Sales (46,600 + 48,600 – 52,400)………..Br. 462,200……………..Br. 462,200

Cost of merchandise sold:

Beginning Inventory………………………………..Br. 75,000………………75,000

Add: Purchases (268,000 + 31,400 – 32,000)………   273,600……………  273,600

Cost of merchandise available for sale……………….348,600……………...348,600

Less: Ending inventory……………………………….(72,100)……………..(72,100)

Cost of merchandise sold………………………………....(276,500)…………….(276,500)

Gross profit on sales…………………………………...Br. 185,700……………Br. 185,700

Operating Expense (79,400+4100 – 9500 +3200 – 2800)………...98,400..(79,400+24,000)..103,400

Income before income tax…………………………………..87,300…………………82,300

Income tax Expense………………………………………...39,285…………………37,035

Net income……………………………………………   Br. 48,015………………Br.45,265

 N.B.

* Cash receipt form customers……………………………………XX

 Plus: Cash discount…………………………………..XX

            Sales returns and allowance…………………..XX

            Accounts written – off………………………..XX             

            Ending Accounts receivable………………… XX……XX

Less: Beginning Accounts receivable…………………………(XX)        Under accrual &modified

Gross sales……………………………………………………..XX          cash basis

* Cash paid for merchandise suppliers……………………….. XX

Add: Ending Accounts payable………………………………..XX

Less: Beginning Accounts Payable…………………………   (XX)
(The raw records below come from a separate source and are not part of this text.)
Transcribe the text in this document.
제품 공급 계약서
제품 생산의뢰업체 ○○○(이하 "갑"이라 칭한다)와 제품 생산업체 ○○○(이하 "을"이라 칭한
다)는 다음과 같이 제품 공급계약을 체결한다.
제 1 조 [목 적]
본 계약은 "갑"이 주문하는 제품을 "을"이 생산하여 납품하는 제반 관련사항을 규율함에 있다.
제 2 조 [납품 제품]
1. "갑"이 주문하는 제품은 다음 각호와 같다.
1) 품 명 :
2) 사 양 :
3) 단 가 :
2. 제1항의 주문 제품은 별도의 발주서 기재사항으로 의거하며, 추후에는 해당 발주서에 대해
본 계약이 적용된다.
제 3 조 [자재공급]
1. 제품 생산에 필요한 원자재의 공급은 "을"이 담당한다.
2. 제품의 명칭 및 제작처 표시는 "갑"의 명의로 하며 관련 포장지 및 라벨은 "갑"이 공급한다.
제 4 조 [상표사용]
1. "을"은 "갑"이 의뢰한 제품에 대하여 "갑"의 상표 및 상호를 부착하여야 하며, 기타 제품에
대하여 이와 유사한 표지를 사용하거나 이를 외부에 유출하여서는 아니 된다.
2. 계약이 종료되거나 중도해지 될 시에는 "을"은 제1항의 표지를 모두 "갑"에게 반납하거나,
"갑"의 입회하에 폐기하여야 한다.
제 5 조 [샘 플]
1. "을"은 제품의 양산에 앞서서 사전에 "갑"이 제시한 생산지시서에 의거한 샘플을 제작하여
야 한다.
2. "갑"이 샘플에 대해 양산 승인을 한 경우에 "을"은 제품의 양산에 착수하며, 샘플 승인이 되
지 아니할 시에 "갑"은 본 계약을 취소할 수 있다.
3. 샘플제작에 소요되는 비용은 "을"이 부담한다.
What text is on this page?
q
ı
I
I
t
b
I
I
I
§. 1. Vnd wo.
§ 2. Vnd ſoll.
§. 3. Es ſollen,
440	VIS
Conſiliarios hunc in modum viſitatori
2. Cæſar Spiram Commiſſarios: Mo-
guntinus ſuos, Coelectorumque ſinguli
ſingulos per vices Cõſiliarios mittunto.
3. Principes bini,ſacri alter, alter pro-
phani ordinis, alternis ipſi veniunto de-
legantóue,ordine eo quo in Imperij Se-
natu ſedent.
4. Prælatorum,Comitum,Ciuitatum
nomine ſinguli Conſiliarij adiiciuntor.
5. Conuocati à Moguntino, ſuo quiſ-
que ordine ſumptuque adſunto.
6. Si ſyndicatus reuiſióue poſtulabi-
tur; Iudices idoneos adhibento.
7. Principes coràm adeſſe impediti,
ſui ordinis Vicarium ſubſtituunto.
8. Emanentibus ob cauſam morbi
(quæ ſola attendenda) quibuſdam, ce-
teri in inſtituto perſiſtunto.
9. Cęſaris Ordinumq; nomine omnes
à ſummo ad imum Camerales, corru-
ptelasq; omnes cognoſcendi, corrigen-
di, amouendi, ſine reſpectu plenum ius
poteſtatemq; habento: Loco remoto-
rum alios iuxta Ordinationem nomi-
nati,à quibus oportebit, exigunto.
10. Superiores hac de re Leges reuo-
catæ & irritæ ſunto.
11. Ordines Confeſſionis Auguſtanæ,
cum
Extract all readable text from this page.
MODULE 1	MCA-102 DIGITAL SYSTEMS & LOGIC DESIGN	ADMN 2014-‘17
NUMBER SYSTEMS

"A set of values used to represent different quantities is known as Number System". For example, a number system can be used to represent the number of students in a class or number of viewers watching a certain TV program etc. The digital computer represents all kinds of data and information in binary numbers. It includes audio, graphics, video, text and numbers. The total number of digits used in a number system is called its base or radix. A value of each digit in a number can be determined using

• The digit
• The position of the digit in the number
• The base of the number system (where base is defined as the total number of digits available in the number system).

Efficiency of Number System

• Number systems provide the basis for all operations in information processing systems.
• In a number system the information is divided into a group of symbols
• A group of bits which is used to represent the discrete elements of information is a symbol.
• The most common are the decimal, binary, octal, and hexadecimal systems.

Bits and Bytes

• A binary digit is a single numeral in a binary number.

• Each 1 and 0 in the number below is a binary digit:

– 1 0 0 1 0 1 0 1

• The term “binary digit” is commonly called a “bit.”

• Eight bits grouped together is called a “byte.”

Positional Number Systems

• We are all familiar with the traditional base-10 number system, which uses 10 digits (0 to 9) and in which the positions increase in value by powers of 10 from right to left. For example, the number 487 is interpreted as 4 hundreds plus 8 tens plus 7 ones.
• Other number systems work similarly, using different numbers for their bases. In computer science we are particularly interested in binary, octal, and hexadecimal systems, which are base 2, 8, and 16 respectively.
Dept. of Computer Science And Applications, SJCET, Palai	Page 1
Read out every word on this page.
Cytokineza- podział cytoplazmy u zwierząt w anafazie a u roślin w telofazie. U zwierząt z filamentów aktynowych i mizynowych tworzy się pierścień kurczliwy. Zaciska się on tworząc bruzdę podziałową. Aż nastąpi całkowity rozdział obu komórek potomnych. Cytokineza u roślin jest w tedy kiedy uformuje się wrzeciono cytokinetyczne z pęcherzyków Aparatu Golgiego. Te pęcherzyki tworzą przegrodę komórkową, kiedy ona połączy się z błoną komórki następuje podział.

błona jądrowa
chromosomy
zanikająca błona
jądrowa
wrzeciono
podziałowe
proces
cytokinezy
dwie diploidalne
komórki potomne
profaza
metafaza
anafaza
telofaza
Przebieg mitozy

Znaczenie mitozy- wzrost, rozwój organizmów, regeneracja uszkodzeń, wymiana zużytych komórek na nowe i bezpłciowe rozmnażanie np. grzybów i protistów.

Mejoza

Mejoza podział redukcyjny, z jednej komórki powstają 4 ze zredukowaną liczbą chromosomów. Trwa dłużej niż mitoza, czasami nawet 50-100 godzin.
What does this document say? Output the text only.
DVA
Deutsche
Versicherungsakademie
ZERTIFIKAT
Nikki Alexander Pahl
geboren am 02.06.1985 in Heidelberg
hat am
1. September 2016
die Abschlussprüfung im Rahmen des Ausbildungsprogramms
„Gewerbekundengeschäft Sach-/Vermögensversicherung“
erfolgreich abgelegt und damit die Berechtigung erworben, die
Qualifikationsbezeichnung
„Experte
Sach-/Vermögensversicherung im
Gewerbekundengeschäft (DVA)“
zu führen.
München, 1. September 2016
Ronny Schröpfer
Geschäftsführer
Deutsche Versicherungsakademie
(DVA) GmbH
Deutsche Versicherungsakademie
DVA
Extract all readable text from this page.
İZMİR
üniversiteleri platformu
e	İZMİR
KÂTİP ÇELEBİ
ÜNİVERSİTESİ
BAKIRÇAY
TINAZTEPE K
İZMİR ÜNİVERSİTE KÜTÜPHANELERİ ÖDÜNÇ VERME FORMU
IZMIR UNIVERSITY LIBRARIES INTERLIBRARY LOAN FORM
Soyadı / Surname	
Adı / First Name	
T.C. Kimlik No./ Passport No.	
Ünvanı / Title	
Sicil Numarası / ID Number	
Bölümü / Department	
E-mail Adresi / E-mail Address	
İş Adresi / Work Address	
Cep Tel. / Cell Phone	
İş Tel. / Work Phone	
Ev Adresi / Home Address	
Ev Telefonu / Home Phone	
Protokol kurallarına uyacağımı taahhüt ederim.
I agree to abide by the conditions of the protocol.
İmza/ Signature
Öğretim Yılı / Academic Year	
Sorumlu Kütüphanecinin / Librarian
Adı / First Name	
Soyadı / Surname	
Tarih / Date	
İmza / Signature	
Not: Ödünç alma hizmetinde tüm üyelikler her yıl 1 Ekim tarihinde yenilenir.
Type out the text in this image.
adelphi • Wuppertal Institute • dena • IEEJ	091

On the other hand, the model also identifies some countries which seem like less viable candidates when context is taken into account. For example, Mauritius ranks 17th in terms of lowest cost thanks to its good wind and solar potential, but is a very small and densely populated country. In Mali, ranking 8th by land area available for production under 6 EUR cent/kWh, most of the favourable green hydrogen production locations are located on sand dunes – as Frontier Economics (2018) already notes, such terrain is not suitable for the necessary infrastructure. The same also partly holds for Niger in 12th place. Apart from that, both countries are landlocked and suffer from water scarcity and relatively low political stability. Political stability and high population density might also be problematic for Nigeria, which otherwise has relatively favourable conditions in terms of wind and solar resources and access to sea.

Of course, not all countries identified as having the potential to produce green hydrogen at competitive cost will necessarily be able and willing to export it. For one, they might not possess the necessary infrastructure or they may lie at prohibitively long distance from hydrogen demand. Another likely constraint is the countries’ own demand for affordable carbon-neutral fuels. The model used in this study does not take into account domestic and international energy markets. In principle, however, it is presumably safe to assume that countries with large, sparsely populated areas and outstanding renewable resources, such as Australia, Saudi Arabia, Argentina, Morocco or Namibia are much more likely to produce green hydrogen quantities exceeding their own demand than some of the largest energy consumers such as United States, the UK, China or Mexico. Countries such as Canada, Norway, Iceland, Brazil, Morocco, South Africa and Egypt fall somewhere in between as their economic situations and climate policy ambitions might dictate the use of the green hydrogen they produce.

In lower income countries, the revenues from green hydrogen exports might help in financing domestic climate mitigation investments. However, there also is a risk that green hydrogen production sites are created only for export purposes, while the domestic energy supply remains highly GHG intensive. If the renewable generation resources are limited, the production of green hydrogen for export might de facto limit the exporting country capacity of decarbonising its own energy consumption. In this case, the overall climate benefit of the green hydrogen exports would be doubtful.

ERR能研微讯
Purchase under accrual and modified cash basis………………………XX

*Cash paid for operating expenses…………………………….............XX

Add:  Beginning prepaid expenses……………………………XX

            Ending accrued expenses……………………………...XX

Less:  Ending prepaid expenses……………………………….XX

            Beginning accrued expenses…………………………..XX

Operating expenses under accrual basis……………………………….XX

Rent receipts…………………………………………………...XX

Add: Ending rent receivable…………………………………...XX

         Beginning unearned rent…………………………………XX

Less: Ending unearned rent…………………………………….XX

         Beginning rent receivable………………………………   XX

Rent revenue……………………………………………………XX

 

3.4 SUMMARY

Information concerning cash flows during an accounting period is valuable in judging the ability of the business enterprise to pay its debt, to pay regular dividends, to finance replacements of productive assets, and to expand its scope of operations.  However, the increase or decrease in cash during a period is not useful in evaluating an enterprise’s operating performance, because cash receipts and payments are not representative of the economic activities carried on in specific period.